À l’occasion du lancement de la Semaine mondiale de l’entrepreneuriat, La Prunelle RDC s’est entretenue avec Cécilia Bulonza, 29 ans, une jeune entrepreneure déterminée à combattre la malnutrition grâce à la production d’une farine de bouillie enrichie, adaptée aux enfants de 0 à 5 ans, aux femmes enceintes et aux femmes allaitantes. Une initiative portée par son organisation Kivu Foods Safety (KIFSA).
Originaire de Bukavu, Cécilia explique que sa motivation est née après une descente sur le terrain dans le groupement de Mudusa, en territoire de Kabare, où elle a pu observer de près les réalités sociales de la communauté.
« Nous avions effectué une descente sur terrain dans le Groupement de Mudusa, et nous avons constaté qu’il y a un problème de malnutrition. C’est ce qui m’avait poussée en amont à chercher des solutions palliatives à ce problème », raconte-t-elle.
À travers son entreprise, Cécilia souhaite remédier aux problèmes de malnutrition et voir une société en meilleure santé à Bukavu et dans ses périphéries.

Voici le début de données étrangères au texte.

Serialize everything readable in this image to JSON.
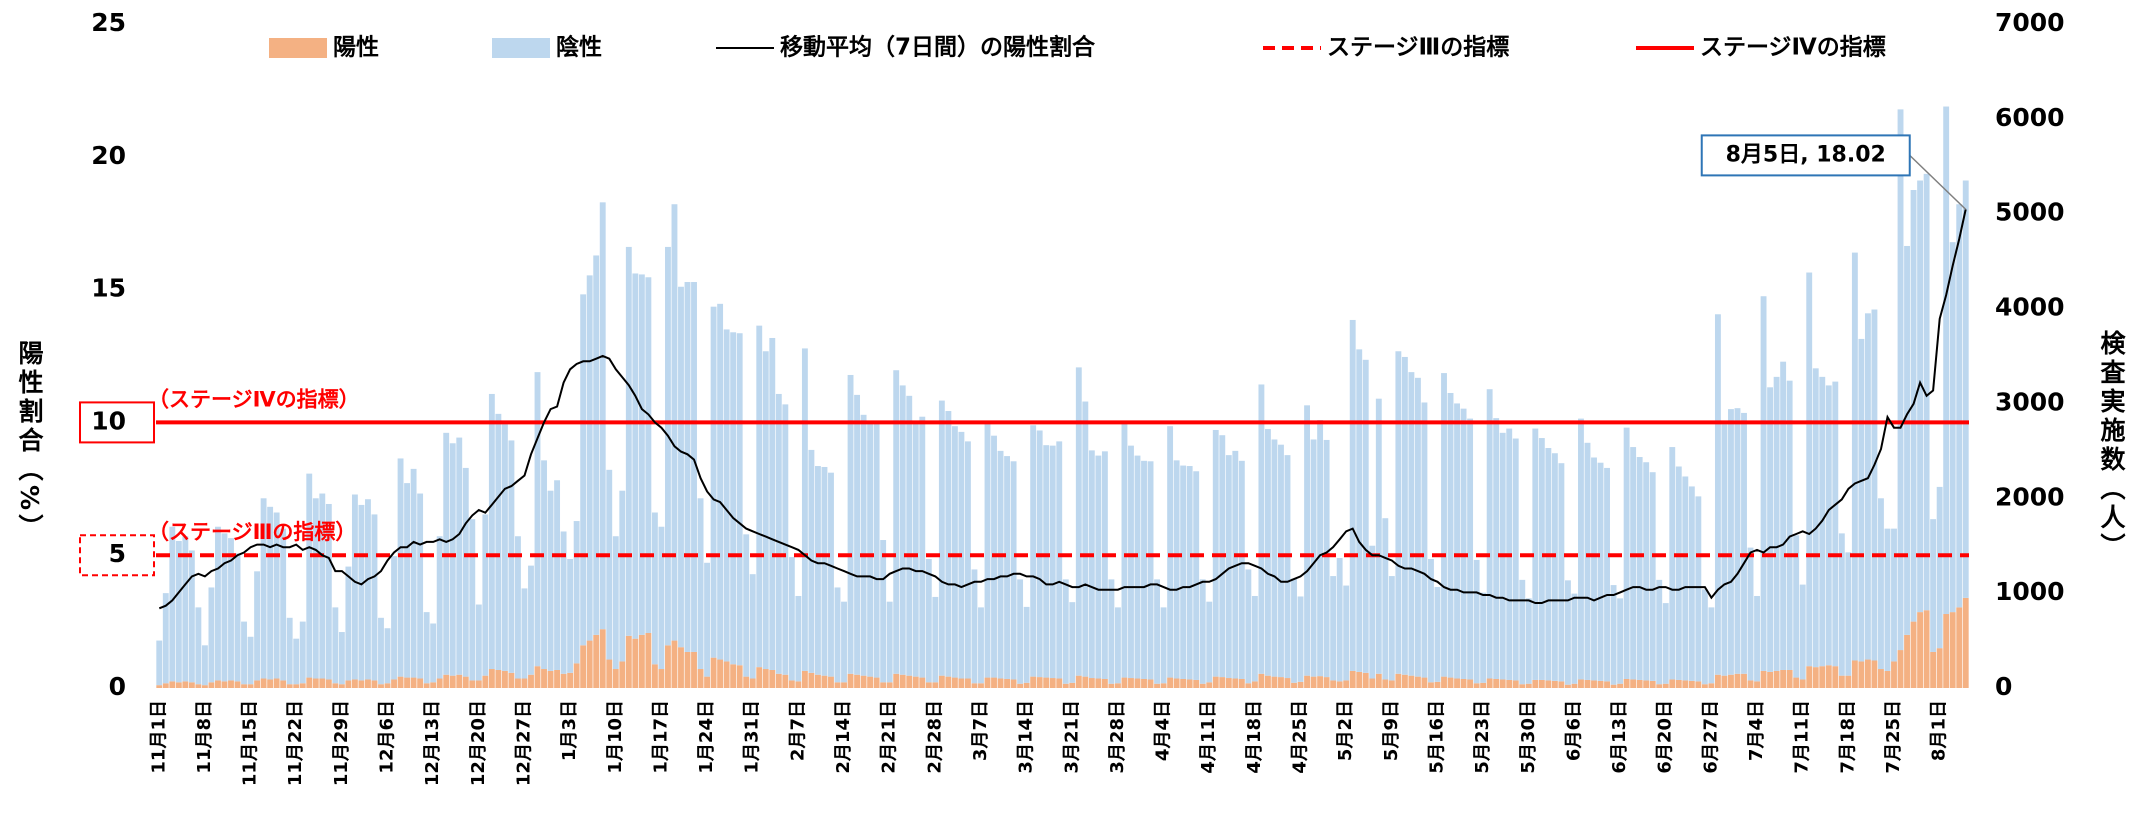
{
  "chart_data": {
    "type": "bar",
    "categories": [
      "11月1日",
      null,
      null,
      null,
      null,
      null,
      null,
      "11月8日",
      null,
      null,
      null,
      null,
      null,
      null,
      "11月15日",
      null,
      null,
      null,
      null,
      null,
      null,
      "11月22日",
      null,
      null,
      null,
      null,
      null,
      null,
      "11月29日",
      null,
      null,
      null,
      null,
      null,
      null,
      "12月6日",
      null,
      null,
      null,
      null,
      null,
      null,
      "12月13日",
      null,
      null,
      null,
      null,
      null,
      null,
      "12月20日",
      null,
      null,
      null,
      null,
      null,
      null,
      "12月27日",
      null,
      null,
      null,
      null,
      null,
      null,
      "1月3日",
      null,
      null,
      null,
      null,
      null,
      null,
      "1月10日",
      null,
      null,
      null,
      null,
      null,
      null,
      "1月17日",
      null,
      null,
      null,
      null,
      null,
      null,
      "1月24日",
      null,
      null,
      null,
      null,
      null,
      null,
      "1月31日",
      null,
      null,
      null,
      null,
      null,
      null,
      "2月7日",
      null,
      null,
      null,
      null,
      null,
      null,
      "2月14日",
      null,
      null,
      null,
      null,
      null,
      null,
      "2月21日",
      null,
      null,
      null,
      null,
      null,
      null,
      "2月28日",
      null,
      null,
      null,
      null,
      null,
      null,
      "3月7日",
      null,
      null,
      null,
      null,
      null,
      null,
      "3月14日",
      null,
      null,
      null,
      null,
      null,
      null,
      "3月21日",
      null,
      null,
      null,
      null,
      null,
      null,
      "3月28日",
      null,
      null,
      null,
      null,
      null,
      null,
      "4月4日",
      null,
      null,
      null,
      null,
      null,
      null,
      "4月11日",
      null,
      null,
      null,
      null,
      null,
      null,
      "4月18日",
      null,
      null,
      null,
      null,
      null,
      null,
      "4月25日",
      null,
      null,
      null,
      null,
      null,
      null,
      "5月2日",
      null,
      null,
      null,
      null,
      null,
      null,
      "5月9日",
      null,
      null,
      null,
      null,
      null,
      null,
      "5月16日",
      null,
      null,
      null,
      null,
      null,
      null,
      "5月23日",
      null,
      null,
      null,
      null,
      null,
      null,
      "5月30日",
      null,
      null,
      null,
      null,
      null,
      null,
      "6月6日",
      null,
      null,
      null,
      null,
      null,
      null,
      "6月13日",
      null,
      null,
      null,
      null,
      null,
      null,
      "6月20日",
      null,
      null,
      null,
      null,
      null,
      null,
      "6月27日",
      null,
      null,
      null,
      null,
      null,
      null,
      "7月4日",
      null,
      null,
      null,
      null,
      null,
      null,
      "7月11日",
      null,
      null,
      null,
      null,
      null,
      null,
      "7月18日",
      null,
      null,
      null,
      null,
      null,
      null,
      "7月25日",
      null,
      null,
      null,
      null,
      null,
      null,
      "8月1日",
      null,
      null,
      null,
      null
    ],
    "series": [
      {
        "name": "陽性",
        "color": "#f4b183",
        "axis": "y2",
        "values": [
          30,
          50,
          70,
          60,
          70,
          60,
          40,
          30,
          60,
          80,
          70,
          80,
          70,
          40,
          40,
          80,
          100,
          90,
          100,
          80,
          40,
          40,
          50,
          110,
          100,
          100,
          90,
          50,
          40,
          80,
          90,
          80,
          90,
          80,
          40,
          50,
          90,
          120,
          110,
          110,
          100,
          50,
          60,
          100,
          140,
          130,
          140,
          120,
          80,
          80,
          130,
          200,
          190,
          180,
          160,
          100,
          100,
          140,
          230,
          200,
          180,
          190,
          150,
          160,
          260,
          450,
          500,
          560,
          620,
          300,
          200,
          280,
          550,
          520,
          560,
          580,
          250,
          200,
          450,
          500,
          430,
          380,
          380,
          200,
          120,
          320,
          300,
          280,
          250,
          240,
          120,
          100,
          220,
          200,
          190,
          150,
          140,
          80,
          70,
          180,
          160,
          140,
          130,
          120,
          60,
          60,
          150,
          140,
          130,
          120,
          110,
          60,
          60,
          150,
          140,
          130,
          120,
          110,
          60,
          60,
          130,
          120,
          110,
          100,
          100,
          50,
          50,
          110,
          110,
          100,
          95,
          90,
          45,
          55,
          120,
          115,
          110,
          105,
          100,
          45,
          55,
          130,
          120,
          105,
          100,
          95,
          45,
          50,
          110,
          105,
          100,
          95,
          90,
          45,
          50,
          110,
          100,
          95,
          90,
          85,
          45,
          60,
          120,
          115,
          105,
          100,
          95,
          50,
          70,
          150,
          130,
          120,
          115,
          105,
          55,
          65,
          130,
          120,
          125,
          115,
          80,
          70,
          80,
          180,
          170,
          160,
          100,
          150,
          90,
          80,
          150,
          140,
          130,
          120,
          110,
          60,
          65,
          120,
          110,
          100,
          95,
          90,
          50,
          55,
          100,
          95,
          90,
          85,
          80,
          40,
          45,
          85,
          85,
          80,
          75,
          70,
          35,
          45,
          90,
          85,
          80,
          75,
          70,
          35,
          45,
          95,
          90,
          85,
          80,
          75,
          40,
          45,
          90,
          85,
          80,
          75,
          70,
          40,
          50,
          140,
          130,
          140,
          150,
          150,
          80,
          70,
          180,
          170,
          180,
          190,
          190,
          110,
          90,
          230,
          220,
          230,
          240,
          230,
          130,
          130,
          290,
          280,
          300,
          290,
          200,
          180,
          280,
          400,
          560,
          700,
          800,
          820,
          380,
          420,
          780,
          800,
          850,
          950
        ]
      },
      {
        "name": "陰性",
        "color": "#bdd7ee",
        "axis": "y2",
        "values": [
          470,
          950,
          1630,
          1490,
          1530,
          1390,
          810,
          420,
          1000,
          1620,
          1560,
          1500,
          1350,
          660,
          500,
          1150,
          1900,
          1820,
          1750,
          1600,
          700,
          480,
          650,
          2150,
          1900,
          1950,
          1850,
          800,
          550,
          1200,
          1950,
          1850,
          1900,
          1750,
          700,
          580,
          1300,
          2300,
          2050,
          2200,
          1950,
          750,
          620,
          1500,
          2550,
          2450,
          2500,
          2200,
          1700,
          800,
          1700,
          2900,
          2700,
          2600,
          2450,
          1500,
          950,
          1150,
          3100,
          2200,
          1900,
          2000,
          1500,
          1200,
          1500,
          3700,
          3850,
          4000,
          4500,
          2000,
          1400,
          1800,
          4100,
          3850,
          3800,
          3750,
          1600,
          1500,
          4200,
          4600,
          3800,
          3900,
          3900,
          1800,
          1200,
          3700,
          3750,
          3500,
          3500,
          3500,
          1500,
          1100,
          3600,
          3350,
          3500,
          2950,
          2850,
          1300,
          900,
          3400,
          2350,
          2200,
          2200,
          2150,
          1000,
          850,
          3150,
          2950,
          2750,
          2700,
          2700,
          1500,
          850,
          3200,
          3050,
          2950,
          2700,
          2750,
          1300,
          900,
          2900,
          2800,
          2650,
          2600,
          2500,
          1200,
          800,
          2700,
          2550,
          2400,
          2350,
          2300,
          1100,
          800,
          2650,
          2600,
          2450,
          2450,
          2500,
          1100,
          850,
          3250,
          2900,
          2400,
          2350,
          2400,
          1100,
          800,
          2700,
          2450,
          2350,
          2300,
          2300,
          1100,
          800,
          2650,
          2300,
          2250,
          2250,
          2200,
          1100,
          850,
          2600,
          2550,
          2350,
          2400,
          2300,
          1200,
          900,
          3050,
          2600,
          2500,
          2450,
          2350,
          1100,
          900,
          2850,
          2500,
          2700,
          2500,
          1100,
          1300,
          1000,
          3700,
          3400,
          3300,
          1400,
          2900,
          1700,
          1100,
          3400,
          3350,
          3200,
          3150,
          2900,
          1300,
          1000,
          3200,
          3000,
          2900,
          2850,
          2750,
          1300,
          950,
          3050,
          2750,
          2600,
          2650,
          2550,
          1100,
          900,
          2650,
          2550,
          2450,
          2400,
          2300,
          1100,
          950,
          2750,
          2500,
          2350,
          2300,
          2250,
          1050,
          900,
          2650,
          2450,
          2350,
          2300,
          2200,
          1100,
          850,
          2450,
          2250,
          2150,
          2050,
          1950,
          1000,
          800,
          3800,
          2650,
          2800,
          2800,
          2750,
          1400,
          900,
          3950,
          3000,
          3100,
          3250,
          3050,
          1500,
          1000,
          4150,
          3150,
          3050,
          2950,
          3000,
          1500,
          1300,
          4300,
          3400,
          3650,
          3700,
          1800,
          1500,
          1400,
          5700,
          4100,
          4550,
          4550,
          4600,
          1400,
          1700,
          5350,
          3900,
          4250,
          4400
        ]
      },
      {
        "name": "移動平均（7日間）の陽性割合",
        "color": "#000000",
        "type": "line",
        "values": [
          3.0,
          3.1,
          3.3,
          3.6,
          3.9,
          4.2,
          4.3,
          4.2,
          4.4,
          4.5,
          4.7,
          4.8,
          5.0,
          5.1,
          5.3,
          5.4,
          5.4,
          5.3,
          5.4,
          5.3,
          5.3,
          5.4,
          5.2,
          5.3,
          5.2,
          5.0,
          4.9,
          4.4,
          4.4,
          4.2,
          4.0,
          3.9,
          4.1,
          4.2,
          4.4,
          4.8,
          5.1,
          5.3,
          5.3,
          5.5,
          5.4,
          5.5,
          5.5,
          5.6,
          5.5,
          5.6,
          5.8,
          6.2,
          6.5,
          6.7,
          6.6,
          6.9,
          7.2,
          7.5,
          7.6,
          7.8,
          8.0,
          8.8,
          9.4,
          10.0,
          10.5,
          10.6,
          11.5,
          12.0,
          12.2,
          12.3,
          12.3,
          12.4,
          12.5,
          12.4,
          12.0,
          11.7,
          11.4,
          11.0,
          10.5,
          10.3,
          10.0,
          9.8,
          9.5,
          9.1,
          8.9,
          8.8,
          8.6,
          7.9,
          7.4,
          7.1,
          7.0,
          6.7,
          6.4,
          6.2,
          6.0,
          5.9,
          5.8,
          5.7,
          5.6,
          5.5,
          5.4,
          5.3,
          5.2,
          5.0,
          4.8,
          4.7,
          4.7,
          4.6,
          4.5,
          4.4,
          4.3,
          4.2,
          4.2,
          4.2,
          4.1,
          4.1,
          4.3,
          4.4,
          4.5,
          4.5,
          4.4,
          4.4,
          4.3,
          4.2,
          4.0,
          3.9,
          3.9,
          3.8,
          3.9,
          4.0,
          4.0,
          4.1,
          4.1,
          4.2,
          4.2,
          4.3,
          4.3,
          4.2,
          4.2,
          4.1,
          3.9,
          3.9,
          4.0,
          3.9,
          3.8,
          3.8,
          3.9,
          3.8,
          3.7,
          3.7,
          3.7,
          3.7,
          3.8,
          3.8,
          3.8,
          3.8,
          3.9,
          3.9,
          3.8,
          3.7,
          3.7,
          3.8,
          3.8,
          3.9,
          4.0,
          4.0,
          4.1,
          4.3,
          4.5,
          4.6,
          4.7,
          4.7,
          4.6,
          4.5,
          4.3,
          4.2,
          4.0,
          4.0,
          4.1,
          4.2,
          4.4,
          4.7,
          5.0,
          5.1,
          5.3,
          5.6,
          5.9,
          6.0,
          5.5,
          5.2,
          5.0,
          5.0,
          4.9,
          4.8,
          4.6,
          4.5,
          4.5,
          4.4,
          4.3,
          4.1,
          4.0,
          3.8,
          3.7,
          3.7,
          3.6,
          3.6,
          3.6,
          3.5,
          3.5,
          3.4,
          3.4,
          3.3,
          3.3,
          3.3,
          3.3,
          3.2,
          3.2,
          3.3,
          3.3,
          3.3,
          3.3,
          3.4,
          3.4,
          3.4,
          3.3,
          3.4,
          3.5,
          3.5,
          3.6,
          3.7,
          3.8,
          3.8,
          3.7,
          3.7,
          3.8,
          3.8,
          3.7,
          3.7,
          3.8,
          3.8,
          3.8,
          3.8,
          3.4,
          3.7,
          3.9,
          4.0,
          4.3,
          4.7,
          5.1,
          5.2,
          5.1,
          5.3,
          5.3,
          5.4,
          5.7,
          5.8,
          5.9,
          5.8,
          6.0,
          6.3,
          6.7,
          6.9,
          7.1,
          7.5,
          7.7,
          7.8,
          7.9,
          8.4,
          9.0,
          10.2,
          9.8,
          9.8,
          10.3,
          10.7,
          11.5,
          11.0,
          11.2,
          13.9,
          14.8,
          15.9,
          16.9,
          18.02
        ]
      }
    ],
    "ref_lines": [
      {
        "name": "ステージⅢの指標",
        "label": "（ステージⅢの指標）",
        "value": 5,
        "color": "#ff0000",
        "dashed": true
      },
      {
        "name": "ステージⅣの指標",
        "label": "（ステージⅣの指標）",
        "value": 10,
        "color": "#ff0000",
        "dashed": false
      }
    ],
    "callout": "8月5日, 18.02",
    "ylabel": "陽性割合（%）",
    "y2label": "検査実施数（人）",
    "ylim": [
      0,
      25
    ],
    "yticks": [
      0,
      5,
      10,
      15,
      20,
      25
    ],
    "y2lim": [
      0,
      7000
    ],
    "y2ticks": [
      0,
      1000,
      2000,
      3000,
      4000,
      5000,
      6000,
      7000
    ],
    "legend": "top"
  }
}
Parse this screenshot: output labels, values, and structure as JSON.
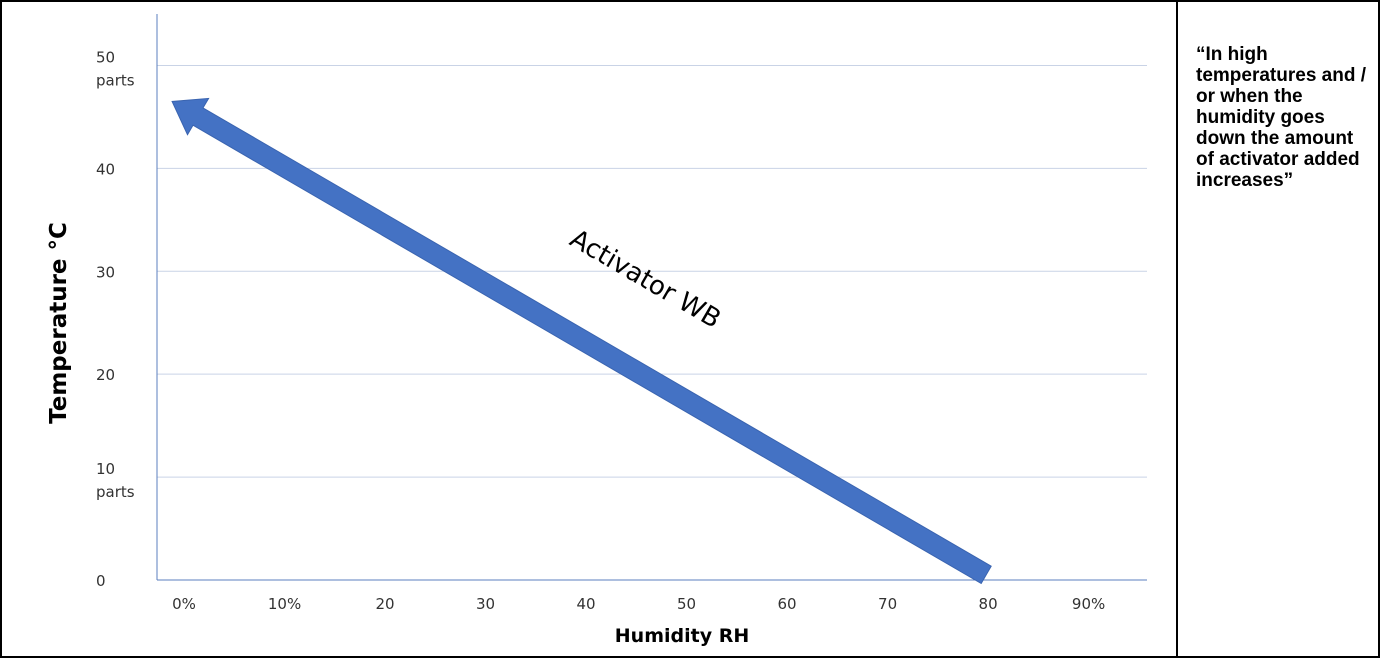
{
  "chart_data": {
    "type": "line",
    "xlabel": "Humidity RH",
    "ylabel": "Temperature °C",
    "x_tick_labels": [
      "0%",
      "10%",
      "20",
      "30",
      "40",
      "50",
      "60",
      "70",
      "80",
      "90%"
    ],
    "y_ticks": [
      {
        "value": 0,
        "label": "0",
        "sublabel": ""
      },
      {
        "value": 10,
        "label": "10",
        "sublabel": "parts"
      },
      {
        "value": 20,
        "label": "20",
        "sublabel": ""
      },
      {
        "value": 30,
        "label": "30",
        "sublabel": ""
      },
      {
        "value": 40,
        "label": "40",
        "sublabel": ""
      },
      {
        "value": 50,
        "label": "50",
        "sublabel": "parts"
      }
    ],
    "xlim": [
      -0.5,
      98
    ],
    "ylim": [
      0,
      55
    ],
    "grid": true,
    "series": [
      {
        "name": "Activator WB",
        "color": "#4472C4",
        "x": [
          82,
          1
        ],
        "y": [
          0.5,
          46.5
        ],
        "style": "arrow"
      }
    ]
  },
  "note": "“In high temperatures and / or when the humidity goes down the amount of activator added increases”"
}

Pour atteindre cet objectif, plusieurs techniques de promotion sont mises en œuvre.
– porte-à-porte dans les différentes communes et quartiers de la ville ;
– publication des produits sur les réseaux sociaux ;
– mise en avant des propriétés nutritives de la farine, riche en protéines végétales.
Malgré les stratégies commerciales mises en place, Cécilia souligne les difficultés qu’elle rencontre, notamment celles liées au marché de l’emploi et à la concurrence étrangère.
« Sur le cas lié au marché d’emploi, nous avons un problème avec les produits nutritionnels à Bukavu où les importations des pays étrangers éblouissent les marchés des produits nutritionnels locaux. Nous avons des difficultés à pénétrer ledit marché », explique-t-elle.
Malgré cela, elle avance petit à petit, avec les moyens dont elle dispose, pour surmonter ces obstacles.
Des résultats encourageants et des ambitions plus larges
Au-delà des défis, Cécilia se réjouit des résultats déjà obtenus, affirmant que la population apprécie l’utilité de son produit. Elle ambitionne d’étendre son service dans toute la province, et même d’aller au-delà des frontières.

Entrepreneuriat et vie familiale : un équilibre délicat mais possible
Mariée aujourd’hui, elle reconnaît que l’entrepreneuriat l’a aidée à répondre à ses besoins personnels et familiaux. Elle assure toutefois que concilier vie professionnelle et vie familiale n’est pas facile, mais possible avec une bonne gestion du temps.
« Le travail m’a aidée à être autonome. Je me suis lancée dans l’entrepreneuriat en étant célibataire et je répondais toujours à mes besoins. En tant que femme mariée, l’entrepreneuriat me permet de ne plus dépendre de mon mari, d’apporter quelque chose afin qu’on avance convenablement », explique-t-elle.
Elle affirme que les consommateurs de ses produits sont satisfaits, une conclusion qu’elle tire des feedbacks reçus quotidiennement. Elle souligne également que les produits restent abordables, permettant aux familles à faible revenu d’y accéder facilement.
Selon elle, les clients demandent de ne pas abandonner ces familles vulnérables, rappelant que la malnutrition touche davantage les ménages à faible revenu, faute d’accès à des aliments nutritifs à cause de la hausse des prix.
En fin, Cécilia Bulonza lance un appel aux femmes qui hésitent encore à se lancer dans l’entrepreneuriat : briser la peur, travailler dur et persévérer. « Ça demande du courage, de la patience. On ne peut pas semer aujourd’hui et récolter demain », rappelle-t-elle.